Cela a pour conséquence la libération d’adrénaline par la glande médullo-surrénale. L’adrénaline provoque une augmentation du rythme cardiaque, de la fréquence respiratoire et la libération de glucose dans le sang.
Une autre conséquence des agents stresseurs au niveau cérébral est la sécrétion de CRH par l’hypothalamus : le CRH met à contribution l’axe hypothalamo-hypophyso-corticosurrénalien, entraînant dans un second temps la libération du cortisol. Le cortisol favorise la mobilisation du glucose et inhibe certaines fonctions (dont le système immunitaire). Le cortisol exerce en retour un rétrocontrôle négatif sur la libération de CRH par l’hypothalamus et favorise le rétablissement de conditions de fonctionnement durable (résilience).

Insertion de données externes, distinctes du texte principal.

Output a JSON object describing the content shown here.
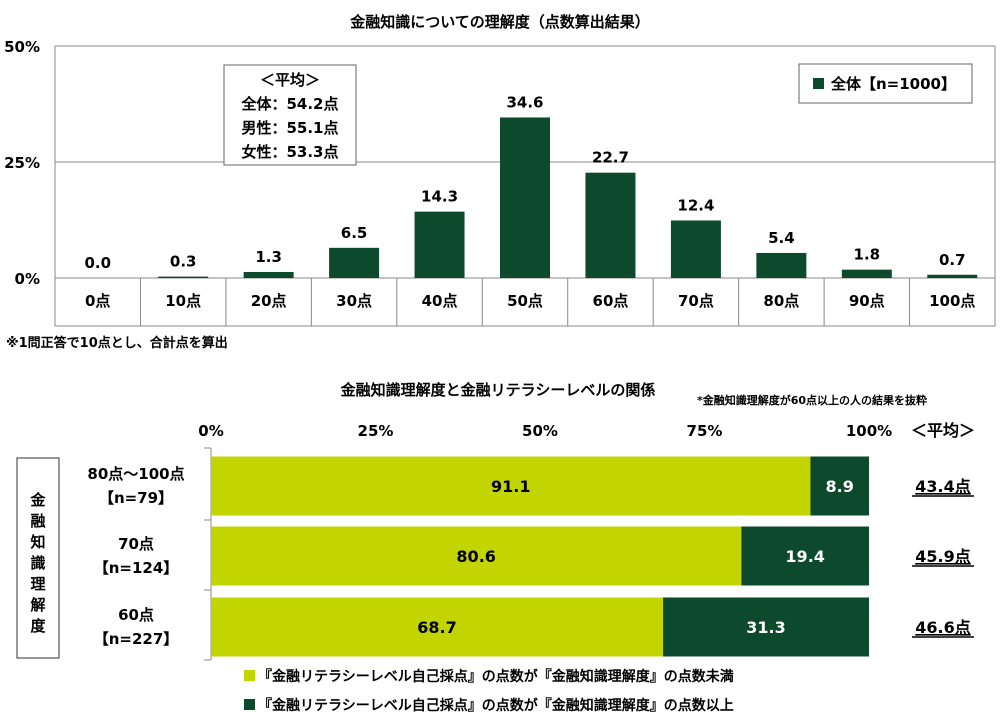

Ces différentes voies physiologiques sont coordonnées au sein d’un système, qualifié de complexe, et permettent l’adaptabilité de l’organisme.
Notions fondamentales : stress chronique, système limbique (amygdale, hippocampe), cortex préfrontal, plasticité du système nerveux, résilience.
Si les agents stresseurs sont trop intenses ou si leur action dure, les mécanismes physiologiques sont
débordés et le système se dérègle. C’est le stress chronique.
Il peut entraîner des modifications de certaines structures du cerveau, notamment du système limbique et du cortex préfrontal. Cette forme de plasticité, dite mal-adaptative, se traduit par d’éventuelles perturbations de l’attention, de la mémoire et des performances cognitives.
Ces dérèglements engendrent diverses pathologies qui sont traitées par des médicaments dont l’effet vise à favoriser la résilience. La prise de ces médicaments, comme les benzodiazépines dans le cas de l’anxiété, doit suivre un protocole rigoureux afin de ne pas provoquer d’autres perturbations notamment une sédation et des troubles de l’attention.
Certaines pratiques non médicamenteuses sont aussi susceptibles de limiter les dérèglements et de favoriser la résilience du système. Chaque individu est différent face aux agents stresseurs, le stress intégrant des dimensions multiples et liées.